Here’s our second report from Kenneth R. Morefield of Campbell University at the Toronto International Film Festival… and now he’s got me adding yet another must-see to my already long list for the coming months. It’s exciting to read that the John Sayles I know and love is still doing what he does best.

I have seen fourteen of John Sayles’s first fifteen films, most more than once, and the only one I didn’t like was his last one (“Silver City”). So it was with an odd mix of excitement and anxiety that I approached the world premiere of “Honeydripper” at the Ryerson Theater in Toronto. Two hours later the anxiety was gone and I just felt the excitement. “Honeydripper” had the scope of “Lone Star,” the eye for detail of “Limbo,” the great acting of “Casa de los Babys” and the depth of understanding of human nature of “Matewan” and “Eight Men Out.” In other words, it had and was everything I love about Sayles’s films. It also had something relatively rare in a Sayles film: joie de vivre.

It was a serious film about a serious topic—the trials of a black proprietor to keep his nightclub, The Honeydripper, afloat amid precarious circumstances and environmental oppression. There were echoes of “Big Night,” however, and as with that film, the artist’s love of his medium infused his work with an irrepressible spirit that could be squelched but not fully extinguished. When the personal and cultural elements finally do come together in such away to allow Tyrone Purvis (Danny Glover in a finely nuanced role) to put on a show, it comes with a confirmation (subtle but deliberate, I think) that God is in his heaven and does, occasionally, spare a glance for the most neglected of sparrows.
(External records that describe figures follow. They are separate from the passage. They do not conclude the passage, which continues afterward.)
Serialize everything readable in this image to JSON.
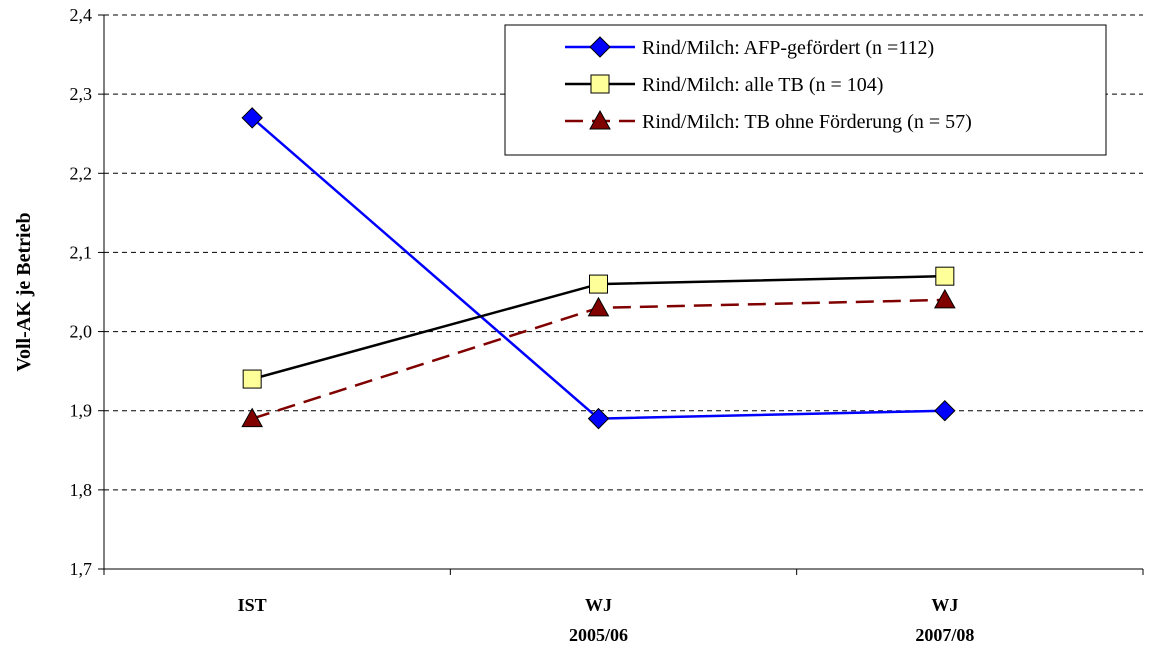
{
  "chart_data": {
    "type": "line",
    "categories": [
      [
        "IST"
      ],
      [
        "WJ",
        "2005/06"
      ],
      [
        "WJ",
        "2007/08"
      ]
    ],
    "ylabel": "Voll-AK je Betrieb",
    "ylim": [
      1.7,
      2.4
    ],
    "yticks": [
      "1,7",
      "1,8",
      "1,9",
      "2,0",
      "2,1",
      "2,2",
      "2,3",
      "2,4"
    ],
    "grid": "horizontal dashed",
    "legend_position": "top-right",
    "series": [
      {
        "name": "Rind/Milch: AFP-gefördert (n =112)",
        "values": [
          2.27,
          1.89,
          1.9
        ],
        "color": "#0000ff",
        "marker": "diamond",
        "marker_fill": "#0000ff",
        "dash": false
      },
      {
        "name": "Rind/Milch: alle TB (n = 104)",
        "values": [
          1.94,
          2.06,
          2.07
        ],
        "color": "#000000",
        "marker": "square",
        "marker_fill": "#ffff99",
        "dash": false
      },
      {
        "name": "Rind/Milch: TB ohne Förderung (n = 57)",
        "values": [
          1.89,
          2.03,
          2.04
        ],
        "color": "#800000",
        "marker": "triangle",
        "marker_fill": "#800000",
        "dash": true
      }
    ]
  }
}
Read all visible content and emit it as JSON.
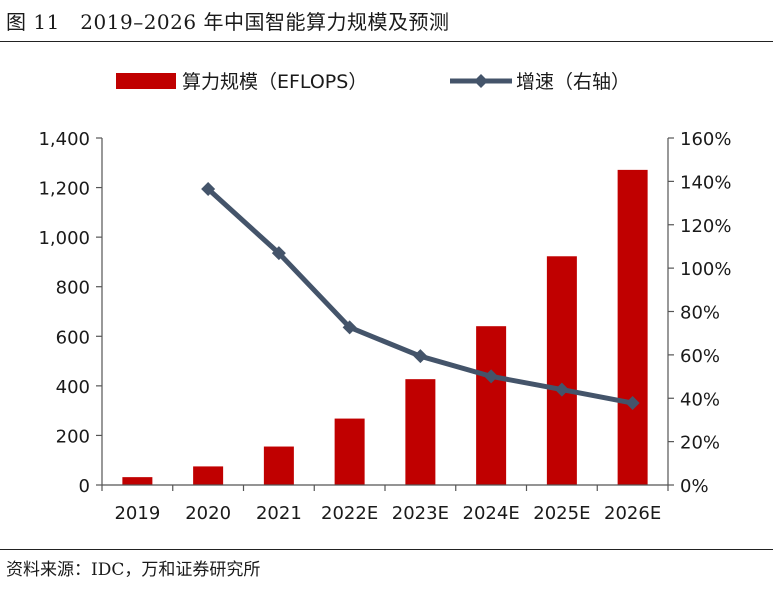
{
  "figure": {
    "title": "图 11　2019–2026 年中国智能算力规模及预测",
    "source": "资料来源：IDC，万和证券研究所"
  },
  "chart_data": {
    "type": "bar",
    "categories": [
      "2019",
      "2020",
      "2021",
      "2022E",
      "2023E",
      "2024E",
      "2025E",
      "2026E"
    ],
    "series": [
      {
        "name": "算力规模（EFLOPS）",
        "type": "bar",
        "axis": "left",
        "color": "#c00000",
        "values": [
          31.7,
          75.0,
          155.2,
          268.0,
          427.0,
          640.7,
          922.8,
          1271.4
        ]
      },
      {
        "name": "增速（右轴）",
        "type": "line",
        "axis": "right",
        "color": "#44546a",
        "values": [
          null,
          1.365,
          1.069,
          0.727,
          0.594,
          0.501,
          0.44,
          0.378
        ]
      }
    ],
    "left_axis": {
      "min": 0,
      "max": 1400,
      "step": 200,
      "tick_labels": [
        "0",
        "200",
        "400",
        "600",
        "800",
        "1,000",
        "1,200",
        "1,400"
      ]
    },
    "right_axis": {
      "min": 0,
      "max": 1.6,
      "step": 0.2,
      "tick_labels": [
        "0%",
        "20%",
        "40%",
        "60%",
        "80%",
        "100%",
        "120%",
        "140%",
        "160%"
      ]
    },
    "legend": {
      "position": "top"
    },
    "grid": false
  }
}
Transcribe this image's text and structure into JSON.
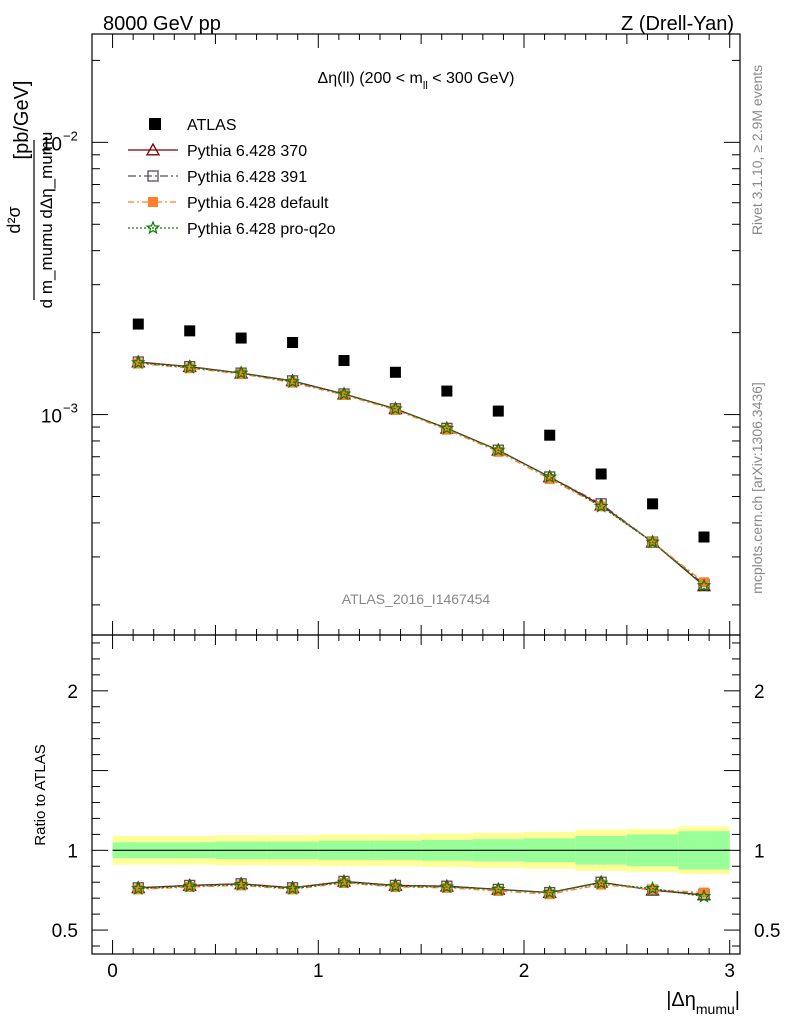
{
  "header": {
    "left": "8000 GeV pp",
    "right": "Z (Drell-Yan)"
  },
  "plot_title": {
    "prefix": "Δη(ll) (200 < m",
    "subscript": "ll",
    "suffix": " < 300 GeV)"
  },
  "side_labels": {
    "rivet": "Rivet 3.1.10, ≥ 2.9M events",
    "mcplots": "mcplots.cern.ch [arXiv:1306.3436]"
  },
  "watermark": "ATLAS_2016_I1467454",
  "y_axis_main": {
    "unit": "[pb/GeV]",
    "numerator": "d²σ",
    "denominator": "d m_mumu dΔη_mumu"
  },
  "y_axis_ratio": {
    "label": "Ratio to ATLAS"
  },
  "x_axis": {
    "label_prefix": "|Δη",
    "label_sub": "mumu",
    "label_suffix": "|"
  },
  "colors": {
    "atlas": "#000000",
    "p370": "#800000",
    "p391": "#604a5a",
    "pdefault": "#ff7f2a",
    "pq2o": "#008000",
    "band_outer": "#ffff99",
    "band_inner": "#99ff99"
  },
  "chart_data": [
    {
      "type": "scatter",
      "panel": "main",
      "x": [
        0.125,
        0.375,
        0.625,
        0.875,
        1.125,
        1.375,
        1.625,
        1.875,
        2.125,
        2.375,
        2.625,
        2.875
      ],
      "xlim": [
        -0.1,
        3.05
      ],
      "ylim": [
        0.000155,
        0.025
      ],
      "yscale": "log",
      "y_ticks": [
        {
          "mantissa": "10",
          "exp": "−3",
          "value": 0.001
        },
        {
          "mantissa": "10",
          "exp": "−2",
          "value": 0.01
        }
      ],
      "series": [
        {
          "name": "ATLAS",
          "key": "atlas",
          "marker": "square-filled",
          "values": [
            0.00215,
            0.00203,
            0.00191,
            0.00184,
            0.00158,
            0.00143,
            0.00122,
            0.00103,
            0.00084,
            0.000605,
            0.00047,
            0.000355
          ]
        },
        {
          "name": "Pythia 6.428 370",
          "key": "p370",
          "marker": "triangle-open",
          "dash": "",
          "values": [
            0.00156,
            0.0015,
            0.00142,
            0.00133,
            0.00119,
            0.00105,
            0.00089,
            0.00074,
            0.00059,
            0.000465,
            0.00034,
            0.000235
          ]
        },
        {
          "name": "Pythia 6.428 391",
          "key": "p391",
          "marker": "square-open",
          "dash": "8,3,2,3",
          "values": [
            0.00156,
            0.0015,
            0.00142,
            0.00133,
            0.00119,
            0.00105,
            0.00089,
            0.00074,
            0.00059,
            0.00047,
            0.00034,
            0.000238
          ]
        },
        {
          "name": "Pythia 6.428 default",
          "key": "pdefault",
          "marker": "square-filled",
          "dash": "6,3,2,3",
          "values": [
            0.00154,
            0.00148,
            0.00141,
            0.00131,
            0.00118,
            0.00104,
            0.00088,
            0.00073,
            0.00058,
            0.00046,
            0.00034,
            0.000242
          ]
        },
        {
          "name": "Pythia 6.428 pro-q2o",
          "key": "pq2o",
          "marker": "star",
          "dash": "2,2",
          "values": [
            0.00155,
            0.00149,
            0.00142,
            0.00132,
            0.00119,
            0.00105,
            0.00089,
            0.00074,
            0.00059,
            0.00046,
            0.00034,
            0.000235
          ]
        }
      ]
    },
    {
      "type": "line",
      "panel": "ratio",
      "xlim": [
        -0.1,
        3.05
      ],
      "ylim": [
        0.35,
        2.35
      ],
      "x_ticks": [
        0,
        1,
        2,
        3
      ],
      "y_ticks": [
        0.5,
        1,
        2
      ],
      "band_edges": [
        0.0,
        0.25,
        0.5,
        0.75,
        1.0,
        1.25,
        1.5,
        1.75,
        2.0,
        2.25,
        2.5,
        2.75,
        3.0
      ],
      "band_outer": [
        0.09,
        0.09,
        0.095,
        0.095,
        0.1,
        0.1,
        0.105,
        0.11,
        0.115,
        0.13,
        0.135,
        0.15
      ],
      "band_inner": [
        0.05,
        0.05,
        0.055,
        0.055,
        0.06,
        0.06,
        0.065,
        0.07,
        0.075,
        0.09,
        0.1,
        0.12
      ],
      "series": [
        {
          "key": "p370",
          "marker": "triangle-open",
          "dash": "",
          "values": [
            0.765,
            0.78,
            0.79,
            0.765,
            0.805,
            0.78,
            0.775,
            0.755,
            0.735,
            0.8,
            0.75,
            0.72
          ]
        },
        {
          "key": "p391",
          "marker": "square-open",
          "dash": "8,3,2,3",
          "values": [
            0.765,
            0.78,
            0.79,
            0.765,
            0.805,
            0.78,
            0.775,
            0.755,
            0.735,
            0.8,
            0.75,
            0.725
          ]
        },
        {
          "key": "pdefault",
          "marker": "square-filled",
          "dash": "6,3,2,3",
          "values": [
            0.755,
            0.77,
            0.78,
            0.755,
            0.795,
            0.77,
            0.765,
            0.745,
            0.725,
            0.785,
            0.755,
            0.735
          ]
        },
        {
          "key": "pq2o",
          "marker": "star",
          "dash": "2,2",
          "values": [
            0.76,
            0.775,
            0.785,
            0.76,
            0.8,
            0.775,
            0.77,
            0.755,
            0.735,
            0.795,
            0.76,
            0.71
          ]
        }
      ]
    }
  ]
}
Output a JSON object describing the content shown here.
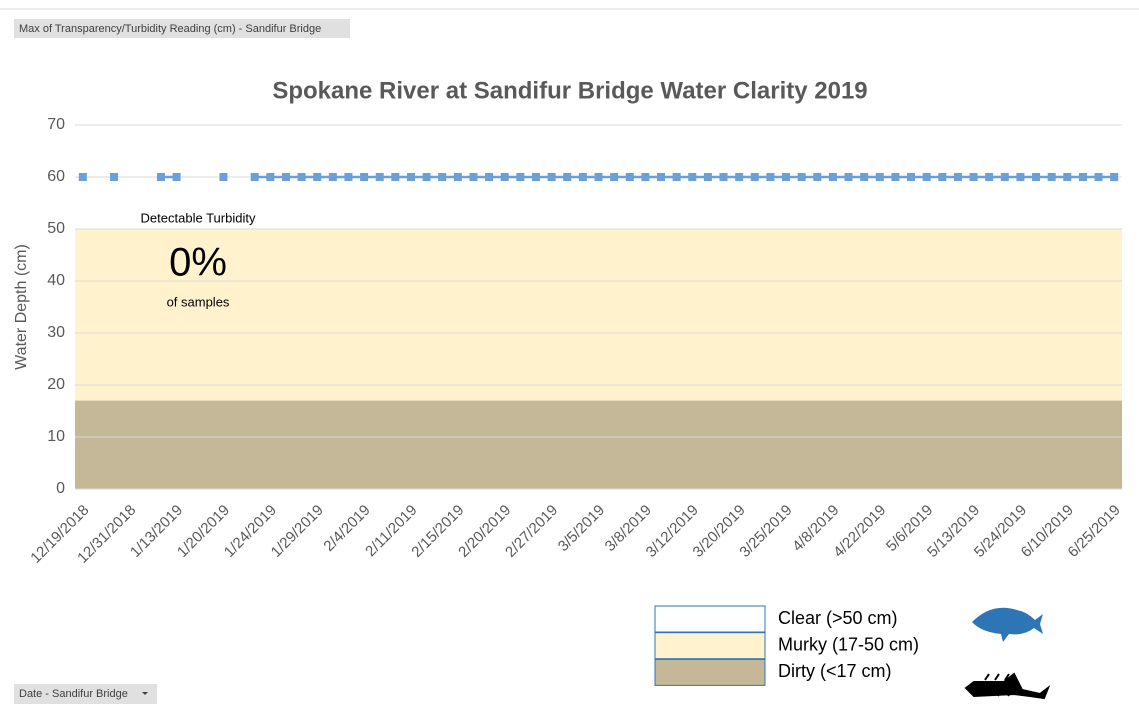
{
  "chart_data": {
    "type": "line",
    "field_button": "Max of Transparency/Turbidity Reading (cm) - Sandifur Bridge",
    "axis_button": "Date - Sandifur Bridge",
    "title": "Spokane River at Sandifur Bridge Water Clarity 2019",
    "ylabel": "Water Depth (cm)",
    "ylim": [
      0,
      70
    ],
    "yticks": [
      0,
      10,
      20,
      30,
      40,
      50,
      60,
      70
    ],
    "grid": true,
    "bands": [
      {
        "name": "Clear (>50 cm)",
        "from": 50,
        "to": 70,
        "color": "#ffffff"
      },
      {
        "name": "Murky (17-50 cm)",
        "from": 17,
        "to": 50,
        "color": "#fff2cc"
      },
      {
        "name": "Dirty (<17 cm)",
        "from": 0,
        "to": 17,
        "color": "#c4b898"
      }
    ],
    "annotation": {
      "heading": "Detectable Turbidity",
      "value": 0,
      "value_label": "0%",
      "caption": "of samples"
    },
    "categories": [
      "12/19/2018",
      null,
      null,
      "12/31/2018",
      null,
      null,
      "1/13/2019",
      null,
      null,
      "1/20/2019",
      null,
      null,
      "1/24/2019",
      null,
      null,
      "1/29/2019",
      null,
      null,
      "2/4/2019",
      null,
      null,
      "2/11/2019",
      null,
      null,
      "2/15/2019",
      null,
      null,
      "2/20/2019",
      null,
      null,
      "2/27/2019",
      null,
      null,
      "3/5/2019",
      null,
      null,
      "3/8/2019",
      null,
      null,
      "3/12/2019",
      null,
      null,
      "3/20/2019",
      null,
      null,
      "3/25/2019",
      null,
      null,
      "4/8/2019",
      null,
      null,
      "4/22/2019",
      null,
      null,
      "5/6/2019",
      null,
      null,
      "5/13/2019",
      null,
      null,
      "5/24/2019",
      null,
      null,
      "6/10/2019",
      null,
      null,
      "6/25/2019"
    ],
    "series": [
      {
        "name": "Max of Transparency/Turbidity Reading (cm)",
        "color": "#6a9fd8",
        "values": [
          60,
          null,
          60,
          null,
          null,
          60,
          60,
          null,
          null,
          60,
          null,
          60,
          60,
          60,
          60,
          60,
          60,
          60,
          60,
          60,
          60,
          60,
          60,
          60,
          60,
          60,
          60,
          60,
          60,
          60,
          60,
          60,
          60,
          60,
          60,
          60,
          60,
          60,
          60,
          60,
          60,
          60,
          60,
          60,
          60,
          60,
          60,
          60,
          60,
          60,
          60,
          60,
          60,
          60,
          60,
          60,
          60,
          60,
          60,
          60,
          60,
          60,
          60,
          60,
          60,
          60,
          60
        ]
      }
    ]
  }
}
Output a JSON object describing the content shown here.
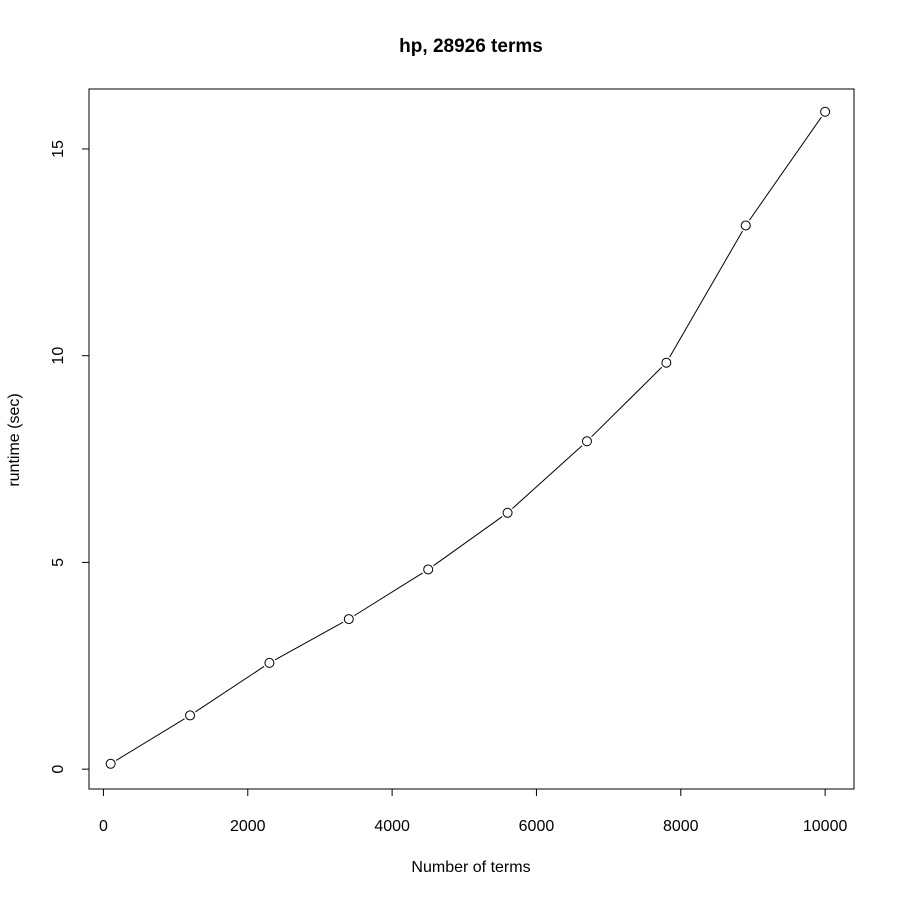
{
  "chart_data": {
    "type": "line",
    "title": "hp, 28926 terms",
    "xlabel": "Number of terms",
    "ylabel": "runtime (sec)",
    "x": [
      100,
      1200,
      2300,
      3400,
      4500,
      5600,
      6700,
      7800,
      8900,
      10000
    ],
    "series": [
      {
        "values": [
          0.13,
          1.3,
          2.57,
          3.63,
          4.83,
          6.2,
          7.93,
          9.83,
          13.15,
          15.9
        ]
      }
    ],
    "xlim": [
      -200,
      10400
    ],
    "ylim": [
      -0.48,
      16.45
    ],
    "xticks": [
      0,
      2000,
      4000,
      6000,
      8000,
      10000
    ],
    "yticks": [
      0,
      5,
      10,
      15
    ],
    "xtick_labels": [
      "0",
      "2000",
      "4000",
      "6000",
      "8000",
      "10000"
    ],
    "ytick_labels": [
      "0",
      "5",
      "10",
      "15"
    ],
    "marker": "open-circle",
    "color": "#000000",
    "grid": false,
    "legend": "none"
  }
}
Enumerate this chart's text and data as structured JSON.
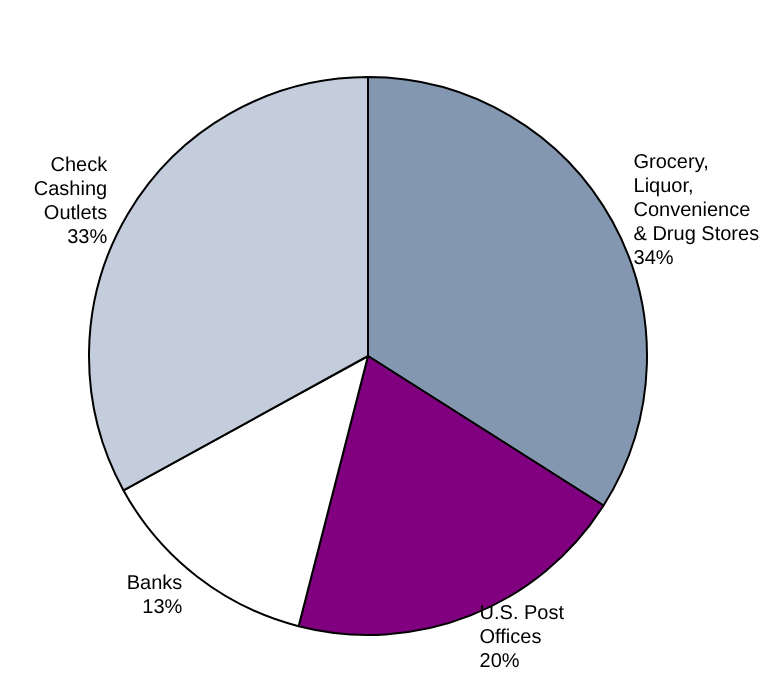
{
  "chart_data": {
    "type": "pie",
    "categories": [
      "Grocery, Liquor, Convenience & Drug Stores",
      "U.S. Post Offices",
      "Banks",
      "Check Cashing Outlets"
    ],
    "values": [
      34,
      20,
      13,
      33
    ],
    "colors": [
      "#8497b0",
      "#800080",
      "#ffffff",
      "#c3cddb"
    ],
    "value_labels": [
      "34%",
      "20%",
      "13%",
      "33%"
    ],
    "legend": false
  }
}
Tyrone does not have much call for God, though he likes and takes comfort that his wife, the oh-so-ironically named Delilah, will say a prayer for him now and again. One of the most poignant moments in the film is when Delilah must decide between what her heart or what her head tells her is true about God. Lisa Gay Hamilton gives a performance that perfectly complements Glover’s and the two are able to convey an easy comfort with and around each other than explains a large part of how their characters’ respective spirits have not been soured by a life of hard circumstances.

Last year, in the wake of Kurt Vonnegut’s death, one of my students asked me who I considered the greatest living American writer. I rounded up and suggested the usual suspects—Philip Roth, Toni Morrison, Thomas Pynchon, John Updike—but if she asked me today, I’m not sure I wouldn’t be tempted to nominate Sayles for that honor. American prose literature has (to a certain extent) always been fractured into and by regionalism to such an extent that it is hard to name authors who are quintessentially American. Hawthorne belongs first to Puritan New England and only second to the rest of us. Faulkner and O’Connor represent the South but leave large portions of the country undocumented. Hemmingway and James always seem to have one eye on the rest of the world and how America interacts with it. Twain, perhaps, has characters that are mythic enough to embody America and not just some part of it, but his critical reputation is largely the result of only one of his works.

By way of comparison, consider the scope of Sayles’s work. We have the West (“Lone Star”) and the South (“Sunshine State”). We have the rural (“Honeydripper”), the urban (“City of Hope”; “The Brother from Another Planet”), and the wilderness (“Limbo”). We see characters abroad (“Casa de los Babys” and the tourists in “Men With Guns”) and provincially tied to one place (“Passion Fish”). We see black and white, men and women, lesbian (“Lianna”) and straight, the privileged wealthy (“Eight Men Out” and “Casa de Los Babys) and the struggling poor (“Matewan”). We see people with honest faith (“Matewan”) and honest doubt (“Passion Fish”), sometimes in the same film (“Honeydripper”). And I haven’t even mentioned the work he has contributed to films he did not direct.

Despite this range of subjects, Sayles’s ear for dialogue and human interaction almost never rings false. “He could play mud if you gave him a beat” Purvis says of a mythical first African-American with music in his bones. Sayles might not be able to get music from mud, but, like Walt Whitman, he can hear the varied carols of America singing. Given the performances of Glover, Hamilton, Charles S. Dutton, and Stacey Keach in addition to a soundtrack that positively pops, “Honeydripper” may be one of Sayles’ most accessible films, and it is to his credit that Sayles has managed to craft a film that may be a bit more commercially successful than some of his others without compromising or dumbing down his material.

In a summer and autumn in which the film world has lost two of its living legends, Ingmar Bergman and Michelangelo Antonioni, let us resolve to enjoy and appreciate the giants who still walk… and sing… and write… and film… among us.

My Grade: A

Kenneth R. Morefield is an Assistant Professor of English at Campbell University in Buies Creek, North Carolina.